With a pipe in the teeth and a pencil in the hand...

There is a passage in C.S. Lewis’s introduction to St. Athanasius’ On the Incarnation, which I think speaks great wisdom on the subject of devotional material. Note that he is not negating all devotional works, and for the record, neither am I:

“For my own part I tend to find the doctrinal books often more helpful in devotion than the devotional books, and I rather suspect that the same experience may await many others. I believe that many who find that "nothing happens" when they sit down, or kneel down, to a book of devotion, would find that the heart sings unbidden while they are working their way through a tough bit of theology with a pipe in their teeth and a pencil in their hand.”

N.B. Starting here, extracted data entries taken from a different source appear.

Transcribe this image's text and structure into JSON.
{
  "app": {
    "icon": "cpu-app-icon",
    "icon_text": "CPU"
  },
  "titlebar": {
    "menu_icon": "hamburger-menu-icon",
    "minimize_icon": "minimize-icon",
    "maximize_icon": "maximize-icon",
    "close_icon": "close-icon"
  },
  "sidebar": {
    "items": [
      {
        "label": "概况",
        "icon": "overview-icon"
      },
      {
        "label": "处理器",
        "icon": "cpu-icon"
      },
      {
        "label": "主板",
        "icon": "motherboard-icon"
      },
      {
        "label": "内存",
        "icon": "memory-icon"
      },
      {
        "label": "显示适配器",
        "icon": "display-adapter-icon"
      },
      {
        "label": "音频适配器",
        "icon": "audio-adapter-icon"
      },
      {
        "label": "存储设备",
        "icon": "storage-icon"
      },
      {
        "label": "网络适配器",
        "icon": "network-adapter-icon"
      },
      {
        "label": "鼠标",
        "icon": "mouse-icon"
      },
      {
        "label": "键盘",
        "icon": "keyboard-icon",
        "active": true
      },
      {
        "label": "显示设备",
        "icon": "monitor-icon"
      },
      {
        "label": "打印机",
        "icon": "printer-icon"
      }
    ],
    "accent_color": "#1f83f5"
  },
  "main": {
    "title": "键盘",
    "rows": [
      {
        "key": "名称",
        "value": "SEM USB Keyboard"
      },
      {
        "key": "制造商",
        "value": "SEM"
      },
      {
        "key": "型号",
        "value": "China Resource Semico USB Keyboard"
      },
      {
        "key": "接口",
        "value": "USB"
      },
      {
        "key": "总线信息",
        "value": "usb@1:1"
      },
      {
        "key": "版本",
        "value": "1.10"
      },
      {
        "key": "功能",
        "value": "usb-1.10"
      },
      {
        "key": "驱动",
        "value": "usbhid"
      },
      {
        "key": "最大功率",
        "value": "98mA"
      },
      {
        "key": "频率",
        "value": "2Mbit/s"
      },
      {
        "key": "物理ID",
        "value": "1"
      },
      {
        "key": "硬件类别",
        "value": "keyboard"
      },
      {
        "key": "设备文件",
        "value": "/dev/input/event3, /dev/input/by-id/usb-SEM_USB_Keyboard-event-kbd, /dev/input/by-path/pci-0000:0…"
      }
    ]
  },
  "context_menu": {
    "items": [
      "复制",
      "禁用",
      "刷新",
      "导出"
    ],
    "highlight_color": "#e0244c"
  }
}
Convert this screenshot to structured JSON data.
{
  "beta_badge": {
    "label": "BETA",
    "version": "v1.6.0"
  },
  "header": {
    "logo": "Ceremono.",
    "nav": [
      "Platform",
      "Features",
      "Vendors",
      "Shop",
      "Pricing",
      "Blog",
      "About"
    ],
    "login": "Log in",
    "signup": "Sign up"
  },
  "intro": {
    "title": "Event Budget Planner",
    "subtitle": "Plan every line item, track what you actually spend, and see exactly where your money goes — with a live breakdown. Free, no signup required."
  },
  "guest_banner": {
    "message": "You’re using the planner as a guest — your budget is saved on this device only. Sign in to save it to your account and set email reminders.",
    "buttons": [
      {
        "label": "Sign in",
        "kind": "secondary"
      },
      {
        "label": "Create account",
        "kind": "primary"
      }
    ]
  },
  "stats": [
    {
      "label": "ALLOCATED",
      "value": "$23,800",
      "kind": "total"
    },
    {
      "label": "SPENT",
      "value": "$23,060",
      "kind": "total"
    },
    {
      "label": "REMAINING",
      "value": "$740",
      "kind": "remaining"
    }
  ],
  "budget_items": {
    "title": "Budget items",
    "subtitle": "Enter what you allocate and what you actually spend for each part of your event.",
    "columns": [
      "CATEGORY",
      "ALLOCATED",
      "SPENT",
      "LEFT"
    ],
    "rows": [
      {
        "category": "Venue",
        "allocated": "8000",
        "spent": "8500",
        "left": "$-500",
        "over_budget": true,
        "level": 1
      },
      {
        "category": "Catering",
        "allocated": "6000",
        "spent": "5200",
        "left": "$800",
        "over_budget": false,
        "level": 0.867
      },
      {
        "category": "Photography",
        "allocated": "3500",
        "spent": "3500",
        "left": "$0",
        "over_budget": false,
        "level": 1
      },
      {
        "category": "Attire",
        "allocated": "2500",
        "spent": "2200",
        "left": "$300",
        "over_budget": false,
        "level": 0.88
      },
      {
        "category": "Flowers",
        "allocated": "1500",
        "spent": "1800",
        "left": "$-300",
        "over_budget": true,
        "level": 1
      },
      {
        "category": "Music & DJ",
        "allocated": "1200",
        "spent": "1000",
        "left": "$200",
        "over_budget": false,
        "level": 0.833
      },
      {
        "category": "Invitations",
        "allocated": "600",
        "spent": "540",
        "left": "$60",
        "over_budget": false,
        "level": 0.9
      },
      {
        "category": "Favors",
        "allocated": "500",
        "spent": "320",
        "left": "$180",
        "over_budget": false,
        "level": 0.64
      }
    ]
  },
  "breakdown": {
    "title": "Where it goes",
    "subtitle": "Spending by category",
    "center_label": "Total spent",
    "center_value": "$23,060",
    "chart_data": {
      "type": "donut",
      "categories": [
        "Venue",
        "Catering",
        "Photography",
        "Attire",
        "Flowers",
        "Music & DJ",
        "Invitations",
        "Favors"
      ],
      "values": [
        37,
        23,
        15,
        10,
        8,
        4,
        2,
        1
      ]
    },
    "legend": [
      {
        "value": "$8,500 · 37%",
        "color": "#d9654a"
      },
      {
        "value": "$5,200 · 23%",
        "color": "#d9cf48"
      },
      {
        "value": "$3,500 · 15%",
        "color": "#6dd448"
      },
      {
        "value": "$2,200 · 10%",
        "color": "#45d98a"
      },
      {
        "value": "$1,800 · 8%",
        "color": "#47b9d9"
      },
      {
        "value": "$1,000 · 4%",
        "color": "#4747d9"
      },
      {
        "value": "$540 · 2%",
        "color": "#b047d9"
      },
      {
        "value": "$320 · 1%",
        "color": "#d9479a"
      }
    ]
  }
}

I personally have found the same to be true. Most recently, as I’ve been preaching through Matthew and working my way through the Sermon on the Mount, I’ve found my heart bursting at Calvin’s exposition of the Lord’s Prayer in the Institutes. There is much light but it is accompanied by warmth; it is red meat but seasoned well and with a gracious aroma. John Stott's expositional commentary on the Sermon on the Mount is also great. 

In fairness, I have found some very good devotional books as well, but they are typically the ones which are based on exposition of biblical passages or on pondering the implications of various doctrines or attributes of God taught in Scripture or events recorded in Scripture. Charles Spurgeon’s Morning and Evening and John Piper’s A Godward Life, immediately come to mind as good devotionals. However, if I were to compare, I’d say that both Spurgeon’s and Piper’s works of theology or exposition have done more than their works of devotion to fire the faith of the saints.

Some works which have caused my heart to sing and which I would highly recommend:  
J.I. Packer's Knowing God, and his Growing in Christ; John Piper's Desiring God, and his Future Grace; R.C. Sproul's The Holiness of God, and his Chosen by God; A.W. Tozer's The Knowledge of the Holy; Dietrich Bonhoeffer's The Cost of Discipleship; Jerry Bridges' The Pursuit of Holiness

Of course, none of these works would be considered "a tough bit of theology", but are rather all pretty accessible.  However, each of them deals with bits of tough theology and will stretch any honest believer's mind and soul.